One reason might be the men who shape it, versus the men who shaped culture previously. Using IMDB.com, I used the data to construct the following tables. First, the culture that was replaced by the Youth Culture of 1968, the major cultural creators from roughly 1935-1954:
|Previous (1935-54)||Age in 1954||Year of Birth||Years before WWI End|
|J Lee Thompson||40||1914||4|
There are some interesting things about this table. First, you'll note how Old these key movie makers were. The Average Age was 56, they were on average, born in 1898 and had twenty years before the end of WWI (when the public found out just how bad the debacle in the trenches was, and how many were lost).
For the most part, these men were men of the Nineteenth Century, not the Twentieth. It showed in the movies they made. More leisurely, with more adult content, less desire to use shock to cover up lack of ideas, and a focus on making films for all ages, older (past 20, anyway) and young alike.

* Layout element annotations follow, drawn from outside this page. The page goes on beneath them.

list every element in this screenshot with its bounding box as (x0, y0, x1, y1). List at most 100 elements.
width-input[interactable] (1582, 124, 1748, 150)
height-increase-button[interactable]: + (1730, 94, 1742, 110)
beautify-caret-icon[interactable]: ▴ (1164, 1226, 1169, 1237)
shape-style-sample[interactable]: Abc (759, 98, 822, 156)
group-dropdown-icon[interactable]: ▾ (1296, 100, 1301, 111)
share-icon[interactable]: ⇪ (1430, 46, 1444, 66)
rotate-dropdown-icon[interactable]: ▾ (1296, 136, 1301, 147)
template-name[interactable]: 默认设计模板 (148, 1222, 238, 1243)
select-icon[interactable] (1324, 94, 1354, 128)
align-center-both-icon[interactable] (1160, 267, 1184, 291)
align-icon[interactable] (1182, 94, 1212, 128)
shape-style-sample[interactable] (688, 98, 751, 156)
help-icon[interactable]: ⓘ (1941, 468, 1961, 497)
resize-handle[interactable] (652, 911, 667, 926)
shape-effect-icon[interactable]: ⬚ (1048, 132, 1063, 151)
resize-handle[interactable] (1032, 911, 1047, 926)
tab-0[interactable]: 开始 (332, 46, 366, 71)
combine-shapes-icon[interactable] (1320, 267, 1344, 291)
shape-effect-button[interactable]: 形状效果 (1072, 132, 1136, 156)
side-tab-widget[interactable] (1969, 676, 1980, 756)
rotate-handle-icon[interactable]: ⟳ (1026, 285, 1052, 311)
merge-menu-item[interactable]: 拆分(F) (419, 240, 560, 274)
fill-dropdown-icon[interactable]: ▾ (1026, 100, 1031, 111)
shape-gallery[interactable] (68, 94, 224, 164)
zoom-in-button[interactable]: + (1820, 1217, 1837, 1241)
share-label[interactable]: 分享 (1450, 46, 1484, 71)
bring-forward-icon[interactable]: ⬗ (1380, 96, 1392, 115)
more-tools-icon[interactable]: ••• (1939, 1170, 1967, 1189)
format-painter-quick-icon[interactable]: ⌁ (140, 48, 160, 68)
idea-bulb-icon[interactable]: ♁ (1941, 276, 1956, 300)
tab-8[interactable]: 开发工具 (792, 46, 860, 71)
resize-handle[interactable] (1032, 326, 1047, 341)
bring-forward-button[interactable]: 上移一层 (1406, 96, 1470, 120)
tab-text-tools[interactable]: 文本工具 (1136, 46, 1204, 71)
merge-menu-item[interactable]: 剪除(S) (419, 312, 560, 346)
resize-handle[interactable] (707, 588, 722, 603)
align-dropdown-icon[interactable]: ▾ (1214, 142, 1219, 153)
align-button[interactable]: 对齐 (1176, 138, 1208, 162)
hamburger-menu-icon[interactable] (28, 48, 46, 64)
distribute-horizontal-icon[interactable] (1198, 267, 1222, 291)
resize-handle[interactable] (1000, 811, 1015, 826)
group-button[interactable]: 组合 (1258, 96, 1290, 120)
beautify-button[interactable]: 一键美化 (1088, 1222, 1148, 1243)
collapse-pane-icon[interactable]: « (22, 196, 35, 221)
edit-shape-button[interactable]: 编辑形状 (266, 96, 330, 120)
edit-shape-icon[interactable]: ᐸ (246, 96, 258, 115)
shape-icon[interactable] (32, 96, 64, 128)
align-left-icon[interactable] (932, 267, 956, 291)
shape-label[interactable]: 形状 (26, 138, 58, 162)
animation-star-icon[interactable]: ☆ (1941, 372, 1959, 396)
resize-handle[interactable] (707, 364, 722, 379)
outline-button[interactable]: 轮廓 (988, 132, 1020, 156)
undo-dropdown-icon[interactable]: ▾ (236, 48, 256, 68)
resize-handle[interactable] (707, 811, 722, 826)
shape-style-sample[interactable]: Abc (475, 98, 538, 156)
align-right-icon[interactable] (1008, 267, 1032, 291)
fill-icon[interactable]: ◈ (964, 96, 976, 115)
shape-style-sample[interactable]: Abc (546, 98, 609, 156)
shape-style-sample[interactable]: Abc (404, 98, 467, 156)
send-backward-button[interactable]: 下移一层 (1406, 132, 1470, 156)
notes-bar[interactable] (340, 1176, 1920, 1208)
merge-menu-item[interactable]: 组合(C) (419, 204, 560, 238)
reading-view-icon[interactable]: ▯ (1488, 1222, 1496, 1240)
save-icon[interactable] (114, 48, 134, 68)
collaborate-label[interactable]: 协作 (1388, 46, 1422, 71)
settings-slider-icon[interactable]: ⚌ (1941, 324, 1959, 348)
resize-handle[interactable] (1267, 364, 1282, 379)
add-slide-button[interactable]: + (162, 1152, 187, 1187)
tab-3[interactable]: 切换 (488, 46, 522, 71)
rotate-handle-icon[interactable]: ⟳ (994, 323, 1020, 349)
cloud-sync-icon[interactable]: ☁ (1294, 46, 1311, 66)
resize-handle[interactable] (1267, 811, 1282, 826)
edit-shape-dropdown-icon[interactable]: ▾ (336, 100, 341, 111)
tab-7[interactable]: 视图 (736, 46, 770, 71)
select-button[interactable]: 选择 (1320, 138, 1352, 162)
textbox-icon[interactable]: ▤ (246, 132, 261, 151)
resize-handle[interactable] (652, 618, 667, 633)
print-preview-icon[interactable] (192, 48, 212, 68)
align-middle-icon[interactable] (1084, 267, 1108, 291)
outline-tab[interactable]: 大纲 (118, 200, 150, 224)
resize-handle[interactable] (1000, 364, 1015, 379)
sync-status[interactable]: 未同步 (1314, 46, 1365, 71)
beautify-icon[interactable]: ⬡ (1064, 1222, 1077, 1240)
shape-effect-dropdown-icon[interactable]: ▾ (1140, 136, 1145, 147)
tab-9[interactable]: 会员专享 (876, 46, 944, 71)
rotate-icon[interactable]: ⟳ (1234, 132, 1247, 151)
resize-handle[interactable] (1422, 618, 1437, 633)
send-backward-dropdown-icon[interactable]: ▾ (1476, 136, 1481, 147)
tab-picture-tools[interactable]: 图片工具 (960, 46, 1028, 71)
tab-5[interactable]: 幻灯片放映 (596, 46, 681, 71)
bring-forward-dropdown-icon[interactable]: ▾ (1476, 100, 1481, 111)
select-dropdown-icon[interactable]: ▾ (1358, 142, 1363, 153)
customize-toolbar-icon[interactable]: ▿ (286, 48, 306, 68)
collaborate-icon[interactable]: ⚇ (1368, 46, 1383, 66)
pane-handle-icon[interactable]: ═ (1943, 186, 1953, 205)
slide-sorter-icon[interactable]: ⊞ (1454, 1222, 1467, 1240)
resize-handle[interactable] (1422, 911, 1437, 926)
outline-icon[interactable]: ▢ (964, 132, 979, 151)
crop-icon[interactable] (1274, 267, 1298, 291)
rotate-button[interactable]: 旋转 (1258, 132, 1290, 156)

Remember, back in the era of 1935-54, as Ed Driscoll points out, men were supposed to act (in public at least) like adults. Not overgrown boys. And women, well acted like women. Not overgrown girls.
Therefore, even men of 21 were expected to conduct themselves as adult men. Not as lightly supervised boys. It's hard for people to understand, that in that era, it was common for men to wear hats, and jacket and suit pants, for nearly everything at hand save hard manual labor. Women wore dresses unless out on some picnic or working at manual labor. This included young men and women as well those in their forties.
While some might quibble with a name or two, in the list above, I think it's fairly representative. There are one-hit wonders (but what a wonder) like Charles Laughton's "Night of the Hunter" and those who churned out film after film, like Howard Hawks or John Ford.
Compare with those of today:
|Person||Age in 2008||Year of Birth|
|Joss Whedon||44||1964||Steve Soderberg||45||1963|
An average of nine years younger, and the birth age of 1969. Instead of the formative years in the Nineteenth Century, today's movie and television producers and directors and writers came of age in the 1970's and 1980's. Is it any wonder that the attitudes of those eras still persist.
In some ways, it's not always 1968. It's always 1979. Carter, Disco, and the depressing "certainties" of the late 1970's reign supreme. In film, the collective efforts of the men above seem mostly to want to remake "the China Syndrome" or "All the Presidents Men" instead of creating something new, or at least adult and mature. Middle aged men avoid risk, and that these men largely do. Without, sadly, making entertainment that is truly adult. There is nothing more pathetic than powerful and middle aged men engaging in posturing against the man when they are, in fact, the man.
The creative class of today, if the table above is any use at all, is neither adult and mature enough to create timeless entertainment, for adults of all ages, nor young enough to challenge the status quo and create something exciting and new. Instead movies and television recycle the entertainment of their youth. Which wasn't new then, and has gotten more dated since. If past history is any guide, we're in for at least ten to fifteen more years of this rot. Until the above group is simply too old to make movies and television any more.
Thus, the reasons why it's always 1968. Or perhaps, 1979.